The runtime generates this manifest from struct tags + a small Describe() hook you implement — you don't hand-write the JSON.

## 06_SHIP_BINARY

Processors are standalone binaries, not plugins. Ship them via go install-able modules — GoReleaser, GitHub Releases, or a Nix flake.

bash · layout
my-processor/
├── go.mod                   # depends on nebu/pkg/processor only
├── cmd/my-processor/
│   └── main.go              # runtime.NewRuntime().RunOrigin(...)
├── description.yml          # registry manifest (see § 07)
├── SCHEMA.md                # document your emitted _schema
└── README.md
bash · publish
# Tag a release
git tag v0.1.0 && git push --tags

# Anyone can now install it
go install github.com/you/my-processor/cmd/my-processor@v0.1.0

## 07_REGISTER

Drop a description.yml at the root of your repo and submit a PR to the community registry.
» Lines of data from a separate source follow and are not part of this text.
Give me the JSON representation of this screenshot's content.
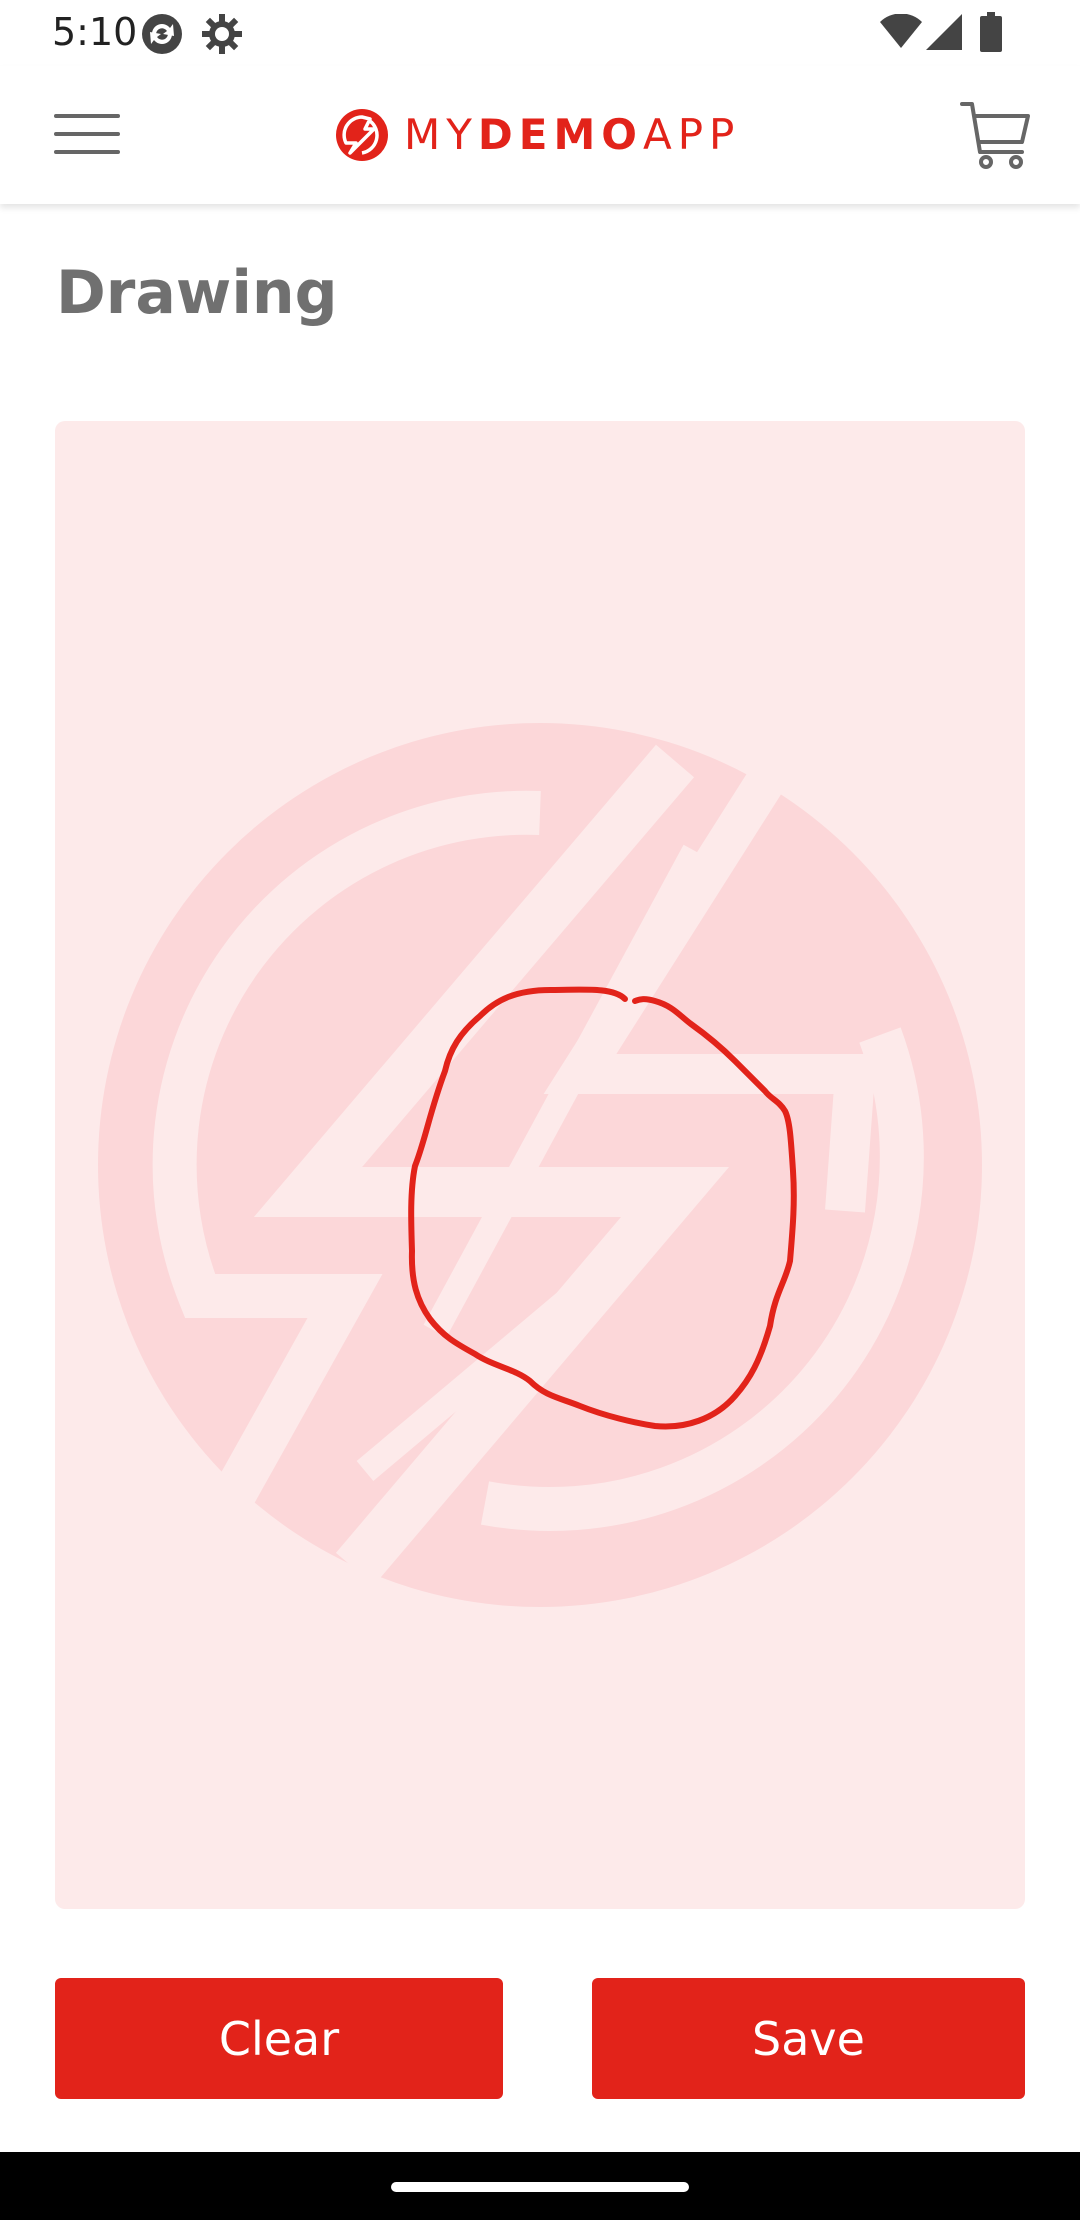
{
  "status_bar": {
    "time": "5:10",
    "icons": [
      "sync-icon",
      "settings-gear-icon",
      "wifi-icon",
      "cell-signal-icon",
      "battery-icon"
    ]
  },
  "header": {
    "logo_prefix": "MY",
    "logo_bold": "DEMO",
    "logo_suffix": "APP",
    "menu_icon": "hamburger-menu-icon",
    "cart_icon": "cart-icon",
    "brand_color": "#e2231a"
  },
  "page": {
    "title": "Drawing"
  },
  "canvas": {
    "background_color": "#fdeaea",
    "watermark_color": "#fcd7d9",
    "stroke_color": "#e2231a"
  },
  "actions": {
    "clear_label": "Clear",
    "save_label": "Save"
  }
}
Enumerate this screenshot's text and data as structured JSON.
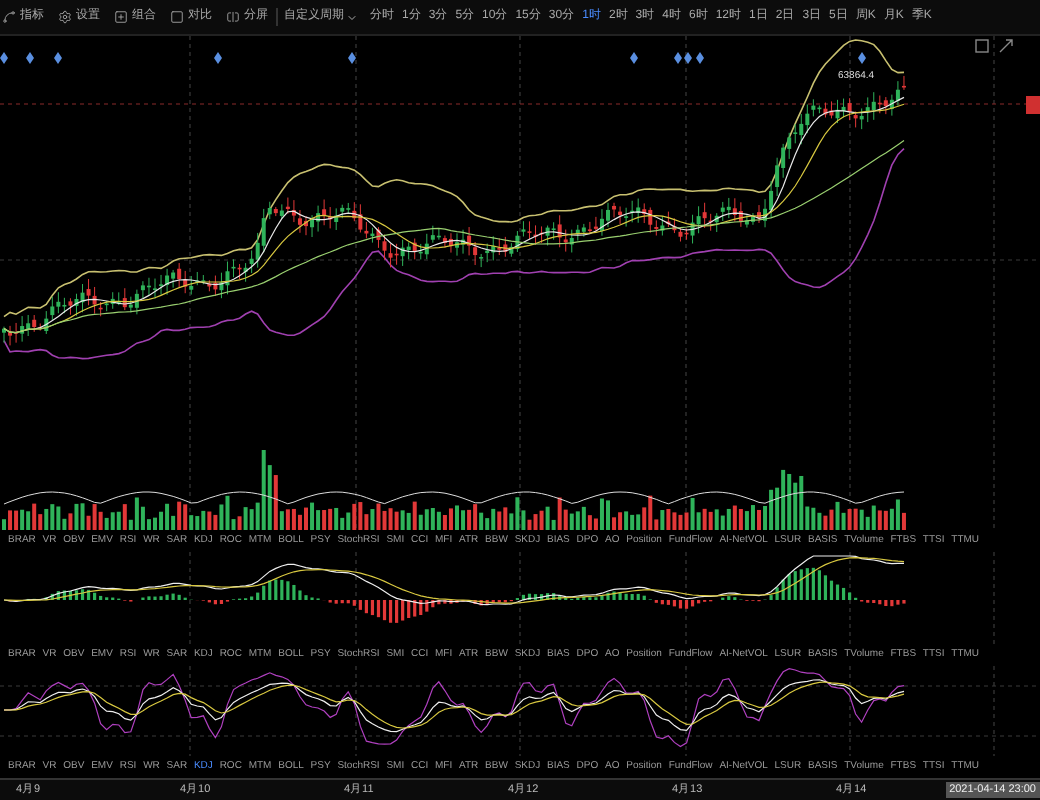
{
  "toolbar": {
    "tools": [
      {
        "kind": "draw",
        "label": "指标"
      },
      {
        "kind": "settings",
        "label": "设置"
      },
      {
        "kind": "combo",
        "label": "组合"
      },
      {
        "kind": "compare",
        "label": "对比"
      },
      {
        "kind": "split",
        "label": "分屏"
      }
    ],
    "custom_period": "自定义周期",
    "periods": [
      {
        "label": "分时",
        "selected": false
      },
      {
        "label": "1分",
        "selected": false
      },
      {
        "label": "3分",
        "selected": false
      },
      {
        "label": "5分",
        "selected": false
      },
      {
        "label": "10分",
        "selected": false
      },
      {
        "label": "15分",
        "selected": false
      },
      {
        "label": "30分",
        "selected": false
      },
      {
        "label": "1时",
        "selected": true
      },
      {
        "label": "2时",
        "selected": false
      },
      {
        "label": "3时",
        "selected": false
      },
      {
        "label": "4时",
        "selected": false
      },
      {
        "label": "6时",
        "selected": false
      },
      {
        "label": "12时",
        "selected": false
      },
      {
        "label": "1日",
        "selected": false
      },
      {
        "label": "2日",
        "selected": false
      },
      {
        "label": "3日",
        "selected": false
      },
      {
        "label": "5日",
        "selected": false
      },
      {
        "label": "周K",
        "selected": false
      },
      {
        "label": "月K",
        "selected": false
      },
      {
        "label": "季K",
        "selected": false
      }
    ]
  },
  "main_chart": {
    "price_label": "63864.4"
  },
  "indicator_rows": [
    {
      "tabs": [
        {
          "label": "BRAR",
          "selected": false
        },
        {
          "label": "VR",
          "selected": false
        },
        {
          "label": "OBV",
          "selected": false
        },
        {
          "label": "EMV",
          "selected": false
        },
        {
          "label": "RSI",
          "selected": false
        },
        {
          "label": "WR",
          "selected": false
        },
        {
          "label": "SAR",
          "selected": false
        },
        {
          "label": "KDJ",
          "selected": false
        },
        {
          "label": "ROC",
          "selected": false
        },
        {
          "label": "MTM",
          "selected": false
        },
        {
          "label": "BOLL",
          "selected": false
        },
        {
          "label": "PSY",
          "selected": false
        },
        {
          "label": "StochRSI",
          "selected": false
        },
        {
          "label": "SMI",
          "selected": false
        },
        {
          "label": "CCI",
          "selected": false
        },
        {
          "label": "MFI",
          "selected": false
        },
        {
          "label": "ATR",
          "selected": false
        },
        {
          "label": "BBW",
          "selected": false
        },
        {
          "label": "SKDJ",
          "selected": false
        },
        {
          "label": "BIAS",
          "selected": false
        },
        {
          "label": "DPO",
          "selected": false
        },
        {
          "label": "AO",
          "selected": false
        },
        {
          "label": "Position",
          "selected": false
        },
        {
          "label": "FundFlow",
          "selected": false
        },
        {
          "label": "AI-NetVOL",
          "selected": false
        },
        {
          "label": "LSUR",
          "selected": false
        },
        {
          "label": "BASIS",
          "selected": false
        },
        {
          "label": "TVolume",
          "selected": false
        },
        {
          "label": "FTBS",
          "selected": false
        },
        {
          "label": "TTSI",
          "selected": false
        },
        {
          "label": "TTMU",
          "selected": false
        }
      ]
    },
    {
      "tabs": [
        {
          "label": "BRAR",
          "selected": false
        },
        {
          "label": "VR",
          "selected": false
        },
        {
          "label": "OBV",
          "selected": false
        },
        {
          "label": "EMV",
          "selected": false
        },
        {
          "label": "RSI",
          "selected": false
        },
        {
          "label": "WR",
          "selected": false
        },
        {
          "label": "SAR",
          "selected": false
        },
        {
          "label": "KDJ",
          "selected": false
        },
        {
          "label": "ROC",
          "selected": false
        },
        {
          "label": "MTM",
          "selected": false
        },
        {
          "label": "BOLL",
          "selected": false
        },
        {
          "label": "PSY",
          "selected": false
        },
        {
          "label": "StochRSI",
          "selected": false
        },
        {
          "label": "SMI",
          "selected": false
        },
        {
          "label": "CCI",
          "selected": false
        },
        {
          "label": "MFI",
          "selected": false
        },
        {
          "label": "ATR",
          "selected": false
        },
        {
          "label": "BBW",
          "selected": false
        },
        {
          "label": "SKDJ",
          "selected": false
        },
        {
          "label": "BIAS",
          "selected": false
        },
        {
          "label": "DPO",
          "selected": false
        },
        {
          "label": "AO",
          "selected": false
        },
        {
          "label": "Position",
          "selected": false
        },
        {
          "label": "FundFlow",
          "selected": false
        },
        {
          "label": "AI-NetVOL",
          "selected": false
        },
        {
          "label": "LSUR",
          "selected": false
        },
        {
          "label": "BASIS",
          "selected": false
        },
        {
          "label": "TVolume",
          "selected": false
        },
        {
          "label": "FTBS",
          "selected": false
        },
        {
          "label": "TTSI",
          "selected": false
        },
        {
          "label": "TTMU",
          "selected": false
        }
      ]
    },
    {
      "tabs": [
        {
          "label": "BRAR",
          "selected": false
        },
        {
          "label": "VR",
          "selected": false
        },
        {
          "label": "OBV",
          "selected": false
        },
        {
          "label": "EMV",
          "selected": false
        },
        {
          "label": "RSI",
          "selected": false
        },
        {
          "label": "WR",
          "selected": false
        },
        {
          "label": "SAR",
          "selected": false
        },
        {
          "label": "KDJ",
          "selected": true
        },
        {
          "label": "ROC",
          "selected": false
        },
        {
          "label": "MTM",
          "selected": false
        },
        {
          "label": "BOLL",
          "selected": false
        },
        {
          "label": "PSY",
          "selected": false
        },
        {
          "label": "StochRSI",
          "selected": false
        },
        {
          "label": "SMI",
          "selected": false
        },
        {
          "label": "CCI",
          "selected": false
        },
        {
          "label": "MFI",
          "selected": false
        },
        {
          "label": "ATR",
          "selected": false
        },
        {
          "label": "BBW",
          "selected": false
        },
        {
          "label": "SKDJ",
          "selected": false
        },
        {
          "label": "BIAS",
          "selected": false
        },
        {
          "label": "DPO",
          "selected": false
        },
        {
          "label": "AO",
          "selected": false
        },
        {
          "label": "Position",
          "selected": false
        },
        {
          "label": "FundFlow",
          "selected": false
        },
        {
          "label": "AI-NetVOL",
          "selected": false
        },
        {
          "label": "LSUR",
          "selected": false
        },
        {
          "label": "BASIS",
          "selected": false
        },
        {
          "label": "TVolume",
          "selected": false
        },
        {
          "label": "FTBS",
          "selected": false
        },
        {
          "label": "TTSI",
          "selected": false
        },
        {
          "label": "TTMU",
          "selected": false
        }
      ]
    }
  ],
  "time_axis": {
    "dates": [
      "4月9",
      "4月10",
      "4月11",
      "4月12",
      "4月13",
      "4月14"
    ],
    "cursor_time": "2021-04-14 23:00"
  }
}
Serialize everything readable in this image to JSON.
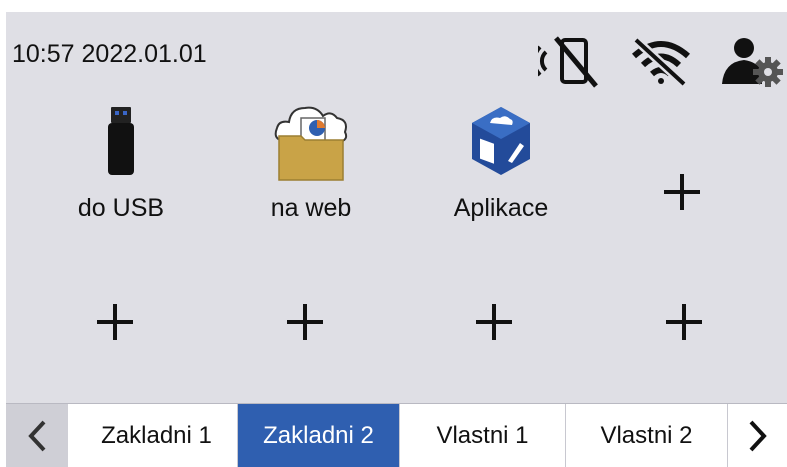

Once merged, nebu list surfaces it for everyone.

yaml · description.yml
name: my-processor
type: origin                  # origin | transform | sink
description: One-line summary for `nebu list`
location:
  type: git
  repo: github.com/you/my-processor
  module: github.com/you/my-processor/cmd/my-processor
schemas:
  - example.tx_count.v1
maintainer:
  name: Your Name
  url:  https://github.com/you

Schema IDs are namespaced — use <org>.<processor>.v<N>. Bump the version on breaking changes; never reuse a version for a different payload.

## 08_HOOKS

The runtime exposes six lifecycle callbacks — OnStart, BeforeLedger, AfterLedger, OnWarning, OnFatal, OnEnd. Register any subset via Runtime.Use(Hooks{...}) or OriginConfig.Hooks; nil fields are no-ops. See docs/HOOKS.md for lifecycle, firing order, and abort semantics.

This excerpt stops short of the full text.